Making a pie and I run out of cinnamon – ugh! What to do? No problem, I can just jump in the car and take a quick run up to Hufsmith to the general store, which is a lot better than having to drive all the way into Tomball to shop at Klein’s. Fast forward to early married life in the 60s in Schenectady, NY: baking biscuits and no baking powder. Again, how to solve this problem? Same answer. I can tie on my sneakers and hop on over to Dave’s Corner Store, just a block away. After all, this is city living. Every corner should have a Dave’s!
Presently, I am living in a rural mountainous area of Upstate New York. And, yes, we do have a corner store – Sullivan’s General Store. One can fill up a tank of gas, buy a newspaper, enjoy a delicious cup of coffee and some good fellowship, rent a DVD, and buy any number of small items that might turn up being needed on the spur of the moment. I have bought heavy cream, spices, bread, coffee, Olmstedville caps, maps, and other items – just what I needed at the time.
In addition to our four corners’ Sullivan’s General Store, I take advantage of two Grand Unions, which are small versions of the larger metropolitan mega-grocery stores. I understand that I might pay a few pennies more for items purchased in the Grand Union as compared to the Price Chopper or Hannaford in Queensbury. It becomes a choice of driving 8 to 15 miles to shop at the local Grand Union, as opposed to the 40 mile trek to the larger stores in the Glens Falls area.

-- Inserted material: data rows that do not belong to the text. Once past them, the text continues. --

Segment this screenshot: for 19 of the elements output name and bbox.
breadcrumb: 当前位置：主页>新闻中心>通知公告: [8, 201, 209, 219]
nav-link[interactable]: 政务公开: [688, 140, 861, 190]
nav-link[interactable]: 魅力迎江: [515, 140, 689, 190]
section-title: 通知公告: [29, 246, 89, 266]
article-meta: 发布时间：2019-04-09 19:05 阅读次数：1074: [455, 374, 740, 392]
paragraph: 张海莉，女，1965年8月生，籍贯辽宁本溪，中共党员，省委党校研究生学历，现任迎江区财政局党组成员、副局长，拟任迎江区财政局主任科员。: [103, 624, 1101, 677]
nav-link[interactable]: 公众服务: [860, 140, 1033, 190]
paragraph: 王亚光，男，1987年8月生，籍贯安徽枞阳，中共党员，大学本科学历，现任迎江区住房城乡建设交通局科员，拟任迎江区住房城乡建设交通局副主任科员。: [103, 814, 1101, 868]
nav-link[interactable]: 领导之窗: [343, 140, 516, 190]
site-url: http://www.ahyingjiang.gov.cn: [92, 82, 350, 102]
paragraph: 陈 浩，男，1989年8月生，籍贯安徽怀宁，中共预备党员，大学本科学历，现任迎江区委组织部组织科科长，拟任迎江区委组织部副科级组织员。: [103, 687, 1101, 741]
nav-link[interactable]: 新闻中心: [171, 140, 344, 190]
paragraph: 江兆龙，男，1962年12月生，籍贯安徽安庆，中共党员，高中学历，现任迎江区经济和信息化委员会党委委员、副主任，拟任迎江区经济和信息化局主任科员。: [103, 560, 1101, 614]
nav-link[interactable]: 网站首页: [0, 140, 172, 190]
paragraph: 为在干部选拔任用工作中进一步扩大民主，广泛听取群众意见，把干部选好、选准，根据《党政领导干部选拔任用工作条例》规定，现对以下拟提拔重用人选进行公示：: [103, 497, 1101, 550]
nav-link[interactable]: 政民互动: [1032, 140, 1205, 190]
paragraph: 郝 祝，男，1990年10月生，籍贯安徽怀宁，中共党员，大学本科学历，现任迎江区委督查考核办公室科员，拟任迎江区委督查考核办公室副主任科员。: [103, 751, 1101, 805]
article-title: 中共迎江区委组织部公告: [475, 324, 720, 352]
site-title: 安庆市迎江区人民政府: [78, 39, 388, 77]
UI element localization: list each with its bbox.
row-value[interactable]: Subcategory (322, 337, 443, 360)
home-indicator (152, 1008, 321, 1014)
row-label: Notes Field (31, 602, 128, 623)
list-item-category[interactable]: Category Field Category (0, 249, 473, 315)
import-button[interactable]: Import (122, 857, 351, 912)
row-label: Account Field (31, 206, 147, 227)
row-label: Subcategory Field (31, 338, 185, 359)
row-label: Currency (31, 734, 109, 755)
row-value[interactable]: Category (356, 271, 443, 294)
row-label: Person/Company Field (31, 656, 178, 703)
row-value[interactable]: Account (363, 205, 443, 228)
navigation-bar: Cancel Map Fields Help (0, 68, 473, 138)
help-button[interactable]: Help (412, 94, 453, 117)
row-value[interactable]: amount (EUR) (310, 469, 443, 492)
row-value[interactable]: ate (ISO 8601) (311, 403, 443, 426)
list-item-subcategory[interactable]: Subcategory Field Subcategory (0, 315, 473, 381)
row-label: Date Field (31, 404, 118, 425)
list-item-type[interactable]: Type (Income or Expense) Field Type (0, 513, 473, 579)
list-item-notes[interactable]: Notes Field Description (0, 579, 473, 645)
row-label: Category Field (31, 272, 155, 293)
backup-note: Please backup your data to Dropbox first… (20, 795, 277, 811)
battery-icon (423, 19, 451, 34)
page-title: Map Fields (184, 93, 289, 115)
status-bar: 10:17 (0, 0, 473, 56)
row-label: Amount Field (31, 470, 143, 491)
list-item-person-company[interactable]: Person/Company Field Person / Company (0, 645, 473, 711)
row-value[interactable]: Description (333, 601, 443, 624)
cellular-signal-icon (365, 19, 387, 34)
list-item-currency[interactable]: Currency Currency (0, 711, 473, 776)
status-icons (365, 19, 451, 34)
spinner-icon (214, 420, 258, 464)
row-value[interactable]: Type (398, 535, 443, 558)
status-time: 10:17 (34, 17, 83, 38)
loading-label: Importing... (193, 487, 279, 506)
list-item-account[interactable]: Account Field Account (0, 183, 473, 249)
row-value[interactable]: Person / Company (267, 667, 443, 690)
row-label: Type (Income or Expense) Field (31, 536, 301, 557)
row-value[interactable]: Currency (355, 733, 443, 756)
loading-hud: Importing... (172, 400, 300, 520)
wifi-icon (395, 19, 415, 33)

So, why support the local Grand Union who, generally, will sport higher prices and a much smaller array of choices? Technically, the Grand Union is not a “corner store,” but in a very real, daily sense for those of us who live in an out-of-the-way place, the Grand Unions in North Creek and Schroon qualify as corner or convenience stores. Still, though, why shop there? Why not just save up my list of needed items and shop when I go to the big city?
You can get excellent sale buys at the local store every week. Just like the larger chain stores, Grand Union advertises weekly sales on meat, fresh produce, and other goods. For example, I almost squealed with delight when I found oatmeal for $2.39 per large box, regularly priced at $3.99. One can add savings up quickly with buys like that. I have never seen such a buy at one of the larger stores. Also, it is a lot cheaper, knowing that I get 30 mpg with my Chevy, to drive 16 miles round trip to No. Creek rather than 80 miles round trip to Queensbury ($1.50 in gas as opposed to approximately $8 per each trip). Third, people in the local store get to know you. They greet you warmly and are genuinely happy that you have chosen to shop in their establishment, rather than the larger store choices. You are a real person to them, not just a face of profit.
Honestly, I don’t know what I would do without our local four corners’ Sullivan’s and the small grocery stores in the two nearest small towns. It feels good to keep my money in my local rural community. It is satisfying to know that when I spend my money in a local store, it keeps the store running and helps to employ yet another individual in an area where unemployment can run high. For me, it is an expression of pride in my region. Our little mom-and-pop establishments lend character to a community. I will continue to support them, even if it means a few pennies extra leave my pocketbook. They are a few pennies well spent! And spending those pennies makes me feel good!